Annotate Blocks to Justify Results

You can justify your results by adding annotations to your blocks. During code analysis, Polyspace Code Prover reads your annotations and populates the result with your justification. Once you justify a result, you do not have to review it again.

  1. On the Results List pane, from the drop-down list in the upper left corner, select File.

  2. In the file controller.c, in the function controller_step(), select the violation of MISRA C:2012 rule 10.4. The Source pane shows that an addition operation violates the rule.

  3. On the Source pane, click the link S2/Sum1 in comments above the addition operation.

    /* Gain: '<S2>/Gain' incorporates:
    * Inport: '<Root>/Battery Info'
    * Inport: '<Root>/Rotation'
    * Sum: '<S2>/Sum1'
    */
    Gain = (int16_T)(((int16_T)((in_rotation + in_battery_info) >> 1) * 24576) >>
                       10);

    You see that the rule violation occurs in a Sum block.

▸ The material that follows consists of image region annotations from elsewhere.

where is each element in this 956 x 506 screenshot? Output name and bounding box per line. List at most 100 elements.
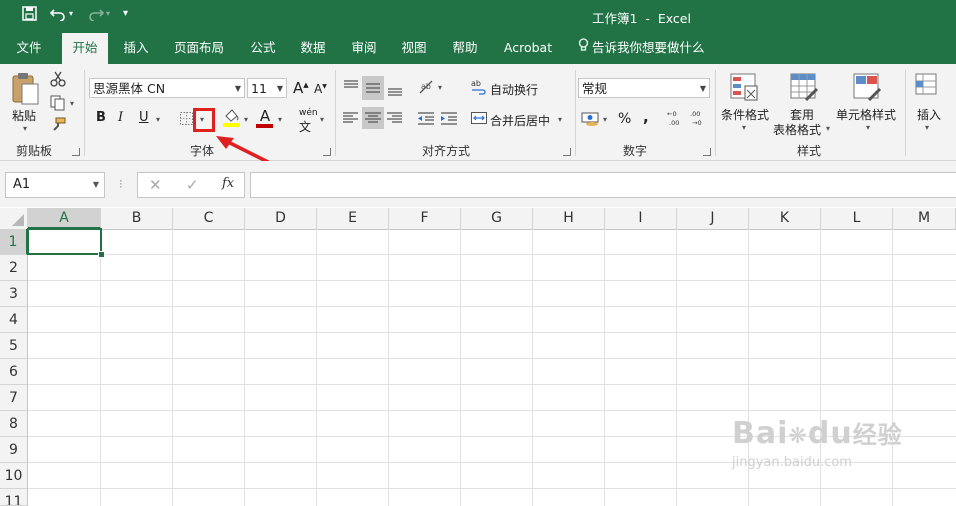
align-top-icon[interactable] [341, 78, 361, 101]
customize-qat-icon[interactable]: ▾ [123, 8, 128, 19]
column-header[interactable]: I [605, 208, 677, 229]
column-header[interactable]: C [173, 208, 245, 229]
merge-center-button[interactable]: 合并后居中 [490, 112, 550, 129]
tab-page-layout[interactable]: 页面布局 [167, 33, 231, 64]
column-header[interactable]: K [749, 208, 821, 229]
copy-dropdown-icon[interactable]: ▾ [70, 99, 74, 108]
tell-me-box[interactable]: 告诉我你想要做什么 [578, 33, 705, 64]
font-launcher-icon[interactable] [323, 148, 331, 156]
font-color-dropdown-icon[interactable]: ▾ [278, 115, 282, 124]
shrink-font-button[interactable]: A▼ [314, 82, 327, 96]
align-center-icon[interactable] [362, 107, 384, 129]
format-as-table-label-2[interactable]: 表格格式 [773, 121, 821, 138]
paste-icon[interactable] [10, 72, 40, 109]
wrap-text-icon[interactable]: ab [471, 78, 487, 99]
row-header[interactable]: 8 [0, 411, 28, 437]
conditional-formatting-icon[interactable] [729, 72, 759, 105]
column-header[interactable]: H [533, 208, 605, 229]
column-header[interactable]: G [461, 208, 533, 229]
cell-styles-dropdown-icon[interactable]: ▾ [866, 123, 870, 132]
comma-style-button[interactable]: , [643, 108, 649, 126]
orientation-icon[interactable]: ab [418, 79, 436, 98]
fill-handle[interactable] [98, 251, 105, 258]
align-left-icon[interactable] [341, 108, 361, 131]
format-as-table-dropdown-icon[interactable]: ▾ [826, 124, 830, 133]
phonetic-button[interactable]: wén 文 [299, 108, 318, 135]
format-painter-icon[interactable] [50, 117, 66, 136]
paste-button[interactable]: 粘贴 [12, 107, 36, 124]
column-header[interactable]: M [893, 208, 956, 229]
insert-cells-button[interactable]: 插入 [917, 106, 941, 123]
undo-dropdown-icon[interactable]: ▾ [69, 9, 73, 18]
cell-styles-icon[interactable] [852, 72, 882, 105]
tab-formulas[interactable]: 公式 [240, 33, 286, 64]
tab-review[interactable]: 审阅 [341, 33, 387, 64]
increase-indent-icon[interactable] [439, 108, 459, 131]
name-box[interactable]: A1 ▼ [5, 172, 105, 198]
insert-function-button[interactable]: fx [222, 176, 234, 191]
bold-button[interactable]: B [96, 110, 106, 125]
conditional-dropdown-icon[interactable]: ▾ [742, 123, 746, 132]
column-header[interactable]: F [389, 208, 461, 229]
percent-style-button[interactable]: % [618, 111, 631, 127]
row-header[interactable]: 6 [0, 359, 28, 385]
grow-font-button[interactable]: A▲ [293, 79, 309, 97]
row-header[interactable]: 5 [0, 333, 28, 359]
tab-help[interactable]: 帮助 [442, 33, 488, 64]
tab-acrobat[interactable]: Acrobat [497, 33, 559, 64]
tab-home[interactable]: 开始 [62, 33, 108, 64]
fill-color-dropdown-icon[interactable]: ▾ [244, 115, 248, 124]
tab-data[interactable]: 数据 [290, 33, 336, 64]
paste-dropdown-icon[interactable]: ▾ [23, 124, 27, 133]
font-name-select[interactable]: 思源黑体 CN ▼ [89, 78, 245, 98]
phonetic-dropdown-icon[interactable]: ▾ [320, 115, 324, 124]
alignment-launcher-icon[interactable] [563, 148, 571, 156]
accounting-format-icon[interactable] [581, 109, 601, 130]
wrap-text-button[interactable]: 自动换行 [490, 81, 538, 98]
tab-view[interactable]: 视图 [391, 33, 437, 64]
row-header[interactable]: 3 [0, 281, 28, 307]
active-cell-a1[interactable] [27, 228, 102, 255]
row-header[interactable]: 10 [0, 463, 28, 489]
insert-cells-dropdown-icon[interactable]: ▾ [925, 123, 929, 132]
orientation-dropdown-icon[interactable]: ▾ [438, 83, 442, 92]
more-options-icon[interactable]: ⁝ [119, 177, 123, 191]
column-header[interactable]: E [317, 208, 389, 229]
tab-insert[interactable]: 插入 [113, 33, 159, 64]
row-header[interactable]: 4 [0, 307, 28, 333]
cancel-icon[interactable]: ✕ [149, 176, 162, 194]
increase-decimal-icon[interactable]: ←0.00 [667, 108, 687, 131]
row-header[interactable]: 9 [0, 437, 28, 463]
insert-cells-icon[interactable] [914, 72, 942, 103]
accounting-dropdown-icon[interactable]: ▾ [603, 115, 607, 124]
clipboard-launcher-icon[interactable] [72, 148, 80, 156]
decrease-decimal-icon[interactable]: .00 →0 [690, 108, 710, 131]
number-format-select[interactable]: 常规 ▼ [578, 78, 710, 98]
cell-styles-button[interactable]: 单元格样式 [836, 106, 896, 123]
row-header[interactable]: 7 [0, 385, 28, 411]
row-header[interactable]: 11 [0, 489, 28, 506]
column-header[interactable]: D [245, 208, 317, 229]
align-middle-icon[interactable] [362, 76, 384, 100]
align-bottom-icon[interactable] [385, 78, 405, 101]
save-icon[interactable] [22, 6, 37, 25]
number-launcher-icon[interactable] [703, 148, 711, 156]
column-header[interactable]: L [821, 208, 893, 229]
align-right-icon[interactable] [385, 108, 405, 131]
underline-button[interactable]: U [139, 110, 149, 125]
conditional-formatting-button[interactable]: 条件格式 [721, 106, 769, 123]
merge-dropdown-icon[interactable]: ▾ [558, 115, 562, 124]
italic-button[interactable]: I [118, 110, 123, 125]
row-header[interactable]: 2 [0, 255, 28, 281]
fill-color-icon[interactable] [223, 108, 241, 131]
redo-dropdown-icon[interactable]: ▾ [106, 9, 110, 18]
column-header[interactable]: J [677, 208, 749, 229]
column-header[interactable]: B [101, 208, 173, 229]
chevron-down-icon[interactable]: ▼ [93, 173, 99, 197]
tab-file[interactable]: 文件 [6, 33, 52, 64]
font-color-button[interactable]: A [256, 107, 274, 128]
copy-icon[interactable] [50, 95, 66, 114]
enter-icon[interactable]: ✓ [186, 176, 199, 194]
formula-input[interactable] [250, 172, 956, 198]
borders-icon[interactable] [180, 112, 193, 128]
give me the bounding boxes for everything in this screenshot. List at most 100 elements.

    To annotate this block and justify the rule violation:

    1. Right-click the block and select Polyspace > Annotate Selected Block > Edit.

    2. Select MISRA-C-2012 for Annotation type and enter information about the rule violation. Set the Status to No action planned and the Severity to Unset.

    3. Click Apply or OK. The words Polyspace annotation appear below the block, indicating that the block contains a code annotation.

    4. Regenerate code and rerun the analysis. The Severity and Status columns on the Results List pane are prepopulated with your annotations.